Enable Aggregate Reflections to pre-compute SUM, COUNT, and AVG aggregations. Best for dashboard queries and summary reports.

Which type to create depends on how the data is used. Create the type that matches your dominant query patterns, or both if usage is mixed.

Dremio reads from Redshift once, builds the Reflection as an Apache Iceberg table on S3, and then serves all matching queries locally.

Step 5: Turn On Autonomous Reflections

Navigate to Project Settings → Reflections → Enable Autonomous Reflections.

Dremio now monitors your query patterns over 7 days and automatically creates, manages, and drops Reflections based on what your users actually run.

Important: Autonomous Reflections only consider datasets natively stored as Iceberg (or UniForm tables, Parquet datasets, and views built on them). While all Reflections are internally stored as Iceberg tables, those internal tables are not exposed from Dremio's catalog. Only your natively-stored Iceberg datasets are eligible for autonomous optimization. This gives you another reason to migrate data from Redshift to Iceberg over time: it unlocks autonomous performance management.

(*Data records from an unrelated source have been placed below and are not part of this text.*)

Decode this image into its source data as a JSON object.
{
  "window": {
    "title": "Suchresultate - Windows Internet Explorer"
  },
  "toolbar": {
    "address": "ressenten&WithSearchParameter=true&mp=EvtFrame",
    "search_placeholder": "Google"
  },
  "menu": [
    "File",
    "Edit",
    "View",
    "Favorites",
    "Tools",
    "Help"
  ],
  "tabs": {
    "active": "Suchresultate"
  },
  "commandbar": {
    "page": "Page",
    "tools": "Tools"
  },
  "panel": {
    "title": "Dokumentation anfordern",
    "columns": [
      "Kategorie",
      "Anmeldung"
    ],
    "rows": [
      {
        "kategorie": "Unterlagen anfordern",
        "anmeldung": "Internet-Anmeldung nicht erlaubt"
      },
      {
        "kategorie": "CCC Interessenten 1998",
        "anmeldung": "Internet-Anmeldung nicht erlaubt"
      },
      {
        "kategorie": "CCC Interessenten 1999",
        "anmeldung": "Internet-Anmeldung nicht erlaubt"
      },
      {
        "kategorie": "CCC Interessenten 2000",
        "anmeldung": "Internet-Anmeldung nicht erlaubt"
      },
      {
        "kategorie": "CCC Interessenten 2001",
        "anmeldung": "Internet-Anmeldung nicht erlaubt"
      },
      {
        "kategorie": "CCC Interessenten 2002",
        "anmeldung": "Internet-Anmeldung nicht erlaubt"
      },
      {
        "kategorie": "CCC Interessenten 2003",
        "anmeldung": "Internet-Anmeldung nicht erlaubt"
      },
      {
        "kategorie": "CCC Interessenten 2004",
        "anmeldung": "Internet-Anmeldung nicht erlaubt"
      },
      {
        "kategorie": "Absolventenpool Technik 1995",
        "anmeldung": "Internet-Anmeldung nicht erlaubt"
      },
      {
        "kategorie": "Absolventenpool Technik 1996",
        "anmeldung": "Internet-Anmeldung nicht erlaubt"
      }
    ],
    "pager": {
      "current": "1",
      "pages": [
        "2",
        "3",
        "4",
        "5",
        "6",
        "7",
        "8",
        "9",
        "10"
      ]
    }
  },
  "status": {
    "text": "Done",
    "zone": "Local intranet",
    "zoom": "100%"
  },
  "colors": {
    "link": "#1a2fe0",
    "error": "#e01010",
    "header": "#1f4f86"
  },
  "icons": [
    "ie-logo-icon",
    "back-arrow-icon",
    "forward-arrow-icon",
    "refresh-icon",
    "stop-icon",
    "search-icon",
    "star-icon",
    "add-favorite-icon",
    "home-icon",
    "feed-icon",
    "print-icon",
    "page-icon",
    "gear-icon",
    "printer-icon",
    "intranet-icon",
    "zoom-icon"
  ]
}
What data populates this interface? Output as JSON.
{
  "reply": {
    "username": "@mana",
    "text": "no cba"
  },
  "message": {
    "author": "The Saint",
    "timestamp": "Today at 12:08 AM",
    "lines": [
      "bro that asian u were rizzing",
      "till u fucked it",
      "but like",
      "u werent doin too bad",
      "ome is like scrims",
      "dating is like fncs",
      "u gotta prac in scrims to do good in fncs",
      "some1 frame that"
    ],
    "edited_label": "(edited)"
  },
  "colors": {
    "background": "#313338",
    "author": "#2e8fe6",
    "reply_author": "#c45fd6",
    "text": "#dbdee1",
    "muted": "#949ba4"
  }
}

Dremio is an Iceberg-native lakehouse platform with a built-in Open Catalog based on Apache Polaris. Your Iceberg data is stored on your own S3 and accessible to any Iceberg-compatible engine (Spark, Flink, Trino). Dremio autonomously manages query performance without creating engine lock-in.

The system provisions a dedicated small engine for Reflection maintenance that auto-suspends after 30 seconds of idle time.

Dremio's AI Features: Beyond Query Offloading

AI SQL Functions

Run classification, generation, and summarization directly in SQL without exporting data from your analytics environment:

-- Detect PII in customer support tickets stored in Redshift

SELECT

  ticket_id,

  ticket_text,

  AI_CLASSIFY(ticket_text,

    ARRAY['contains_pii', 'no_pii']) AS pii_flag

FROM analytics.support_tickets

WHERE created_date > CURRENT_DATE - INTERVAL '30' DAY

With Redshift alone, this requires building an external ML pipeline: export data → process in SageMaker or a Lambda function → load results back. With Dremio, it is one SQL query.

The AI Agent

Dremio's built-in AI Agent handles the full analytical workflow:

Discover: Browse your Redshift tables and Dremio views using natural language. The Agent uses the semantic layer (virtual datasets, wikis, and labels) to understand your business terminology.
Analyze: Ask business questions in plain English and get SQL + results. The Agent writes the query, executes it, and presents the output without the user touching SQL.
Visualize: Generate charts directly in the Dremio console. The Agent can create bar charts, line charts, and tables from query results in a single conversational turn.
Optimize: The Agent can review slow queries, identify bottlenecks, and suggest performance improvements. It can also analyze past job history to surface recurring inefficiencies.

This reduces the number of ad-hoc Redshift queries because analysts self-serve through the Agent, which runs against Reflections rather than Redshift. Every question answered by the Agent is a query that did not consume RPU-hours or cluster compute.

Results Cache

Beyond Reflections, Dremio also maintains a Results Cache that automatically stores and reuses query results. If the same query is run again and the underlying data has not changed, Dremio returns the cached result instantly. This eliminates redundant computation for repetitive dashboard queries and further reduces the load on both Dremio's engine and any federated sources. Combined with Autonomous Reflections, the Results Cache creates a multi-layered acceleration strategy that maximizes cache hit rates across your analytical workload.

AI-Generated Metadata

Dremio uses generative AI to auto-document your data catalog. By sampling table schemas and data, Dremio generates descriptions (wikis) and suggests tags (labels) for every dataset. This is particularly valuable for Redshift migrations because it builds the documentation that governance teams need without the weeks of manual effort that would normally be required.

MCP Server and External AI Integration

Dremio's MCP Server lets external AI tools (ChatGPT, Claude, custom agents) connect to your Dremio environment. Those AI tools query Dremio's Reflections, not Redshift. Every AI-generated query that hits Dremio instead of Redshift is a query you did not pay Redshift to process.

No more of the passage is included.